Das haben zahlreiche Batteriespeicher-Investoren erkannt und bereits vor Monaten Kontakt mit den Flächeninhabern rund um das Umspannwerk aufgenommen. Drei Bauvoranfragen der Projektierer-Firmen wurden vom Landkreis bereits positiv beantwortet. Inzwischen haben sich weitere Projektierer-Firmen langfristige Pachtverträge bei den Flächenbesitzern gesichert.

Bis zu 740 Megawatt können in der Spitze gespeichert werden

Für die Batteriespeicheranlagen sind Flächen von 5 bis 17,7 Hektar pro Anlage vorgesehen. Sie können jeweils zwischen 110 und 740 Megawatt-Peak Strom speichern. Die momentanen Pläne würden einen Flächenverbrauch von etwa 63,3 Hektar in der Gemeinde Alfstedt bedeuten. Die Firma Tennet möchte zudem in absehbarer Zeit auch noch ihr Umspannwerk erweitern. Die Flächen sind bereits dafür gesichert.
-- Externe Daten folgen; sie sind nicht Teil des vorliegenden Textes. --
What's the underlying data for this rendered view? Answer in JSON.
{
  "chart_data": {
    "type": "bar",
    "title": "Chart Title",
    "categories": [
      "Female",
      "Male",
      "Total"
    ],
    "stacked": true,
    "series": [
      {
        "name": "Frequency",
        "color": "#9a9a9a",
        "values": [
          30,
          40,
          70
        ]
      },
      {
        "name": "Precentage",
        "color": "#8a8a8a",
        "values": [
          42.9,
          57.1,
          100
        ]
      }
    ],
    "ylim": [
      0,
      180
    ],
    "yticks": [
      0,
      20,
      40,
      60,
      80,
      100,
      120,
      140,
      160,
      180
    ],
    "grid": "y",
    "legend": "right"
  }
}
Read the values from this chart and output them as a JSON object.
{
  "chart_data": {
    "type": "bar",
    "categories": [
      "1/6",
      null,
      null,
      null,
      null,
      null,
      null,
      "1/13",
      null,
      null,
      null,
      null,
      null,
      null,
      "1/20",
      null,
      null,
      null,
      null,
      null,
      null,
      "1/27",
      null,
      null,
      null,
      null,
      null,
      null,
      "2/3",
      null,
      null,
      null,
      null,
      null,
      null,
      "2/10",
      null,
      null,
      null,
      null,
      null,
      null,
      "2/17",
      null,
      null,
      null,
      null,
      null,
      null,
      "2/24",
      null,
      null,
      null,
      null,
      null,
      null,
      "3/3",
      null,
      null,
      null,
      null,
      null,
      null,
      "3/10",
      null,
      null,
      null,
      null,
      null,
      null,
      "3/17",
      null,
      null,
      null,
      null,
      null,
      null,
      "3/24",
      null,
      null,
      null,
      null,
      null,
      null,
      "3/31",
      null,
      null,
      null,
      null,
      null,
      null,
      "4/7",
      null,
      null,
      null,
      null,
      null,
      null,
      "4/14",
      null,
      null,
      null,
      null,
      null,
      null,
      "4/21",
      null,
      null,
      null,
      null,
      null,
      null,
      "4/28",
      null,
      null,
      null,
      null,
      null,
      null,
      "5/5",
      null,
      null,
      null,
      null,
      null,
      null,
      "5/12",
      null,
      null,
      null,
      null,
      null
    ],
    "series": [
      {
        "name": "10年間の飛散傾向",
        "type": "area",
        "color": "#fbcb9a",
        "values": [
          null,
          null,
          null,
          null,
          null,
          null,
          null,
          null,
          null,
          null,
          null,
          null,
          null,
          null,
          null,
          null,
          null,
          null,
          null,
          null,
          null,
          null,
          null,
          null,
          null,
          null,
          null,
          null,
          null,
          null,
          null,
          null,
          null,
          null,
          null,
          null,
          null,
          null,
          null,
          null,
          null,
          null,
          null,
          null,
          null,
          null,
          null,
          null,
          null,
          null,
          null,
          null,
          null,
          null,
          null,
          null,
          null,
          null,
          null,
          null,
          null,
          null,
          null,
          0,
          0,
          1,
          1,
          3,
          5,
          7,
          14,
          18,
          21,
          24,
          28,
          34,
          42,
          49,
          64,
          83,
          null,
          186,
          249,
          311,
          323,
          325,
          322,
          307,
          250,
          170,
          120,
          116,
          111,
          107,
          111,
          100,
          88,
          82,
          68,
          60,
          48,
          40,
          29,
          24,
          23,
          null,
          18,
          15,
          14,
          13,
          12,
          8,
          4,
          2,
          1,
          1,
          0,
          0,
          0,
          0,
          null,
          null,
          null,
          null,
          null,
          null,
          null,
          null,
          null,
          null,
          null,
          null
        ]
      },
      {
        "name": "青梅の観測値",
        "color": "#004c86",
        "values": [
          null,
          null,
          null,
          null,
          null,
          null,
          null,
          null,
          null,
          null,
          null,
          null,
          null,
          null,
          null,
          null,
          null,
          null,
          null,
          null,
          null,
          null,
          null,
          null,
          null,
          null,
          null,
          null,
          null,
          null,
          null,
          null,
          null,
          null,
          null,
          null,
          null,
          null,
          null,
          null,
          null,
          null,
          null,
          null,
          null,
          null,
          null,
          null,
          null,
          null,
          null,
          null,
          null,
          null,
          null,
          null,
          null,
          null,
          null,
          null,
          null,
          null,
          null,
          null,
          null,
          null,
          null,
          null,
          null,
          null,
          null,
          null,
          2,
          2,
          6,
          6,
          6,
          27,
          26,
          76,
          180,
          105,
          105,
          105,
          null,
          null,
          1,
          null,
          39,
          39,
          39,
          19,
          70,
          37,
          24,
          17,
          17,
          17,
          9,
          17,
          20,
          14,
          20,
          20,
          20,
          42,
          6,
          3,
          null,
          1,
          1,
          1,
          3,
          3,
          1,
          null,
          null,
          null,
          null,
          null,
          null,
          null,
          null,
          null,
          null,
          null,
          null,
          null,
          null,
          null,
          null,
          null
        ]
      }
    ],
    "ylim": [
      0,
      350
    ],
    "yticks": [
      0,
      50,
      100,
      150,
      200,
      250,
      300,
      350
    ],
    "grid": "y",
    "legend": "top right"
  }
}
Im Dezember gab es nun eine Änderung im Baugesetzbuch, die eine schnelle Umsetzung der Projekte offenbar verzögern wird. Bisher galten die Batteriespeicher-Projekte rund um Umspannwerke als privilegierte Bauvorhaben, die der allgemeinen Energiesicherheit dienen. Ein langwieriges Bauleitplanverfahren war nicht notwendig.

Neue gesetzliche Vorgaben nicht erfüllt

Die Gesetzesänderung sieht nun vor, dass Batteriespeicheranlagen nur privilegierte Verfahren sind, wenn sie in einem Radius von 200 Metern um ein Umspannwerk liegen, eine Fläche von maximal fünf Hektar umfassen und eine Stromleistung von vier Megawatt-Peak bevorraten können.

Diese neuen Vorgaben treffen auf keines der geplanten Projekte in Alfstedt zu. Die geplanten Batteriespeicher sind deutlich größer. Die bereits positiv beantworteten Bauvoranfragen können in dieser Form wohl nicht schnell realisiert werden.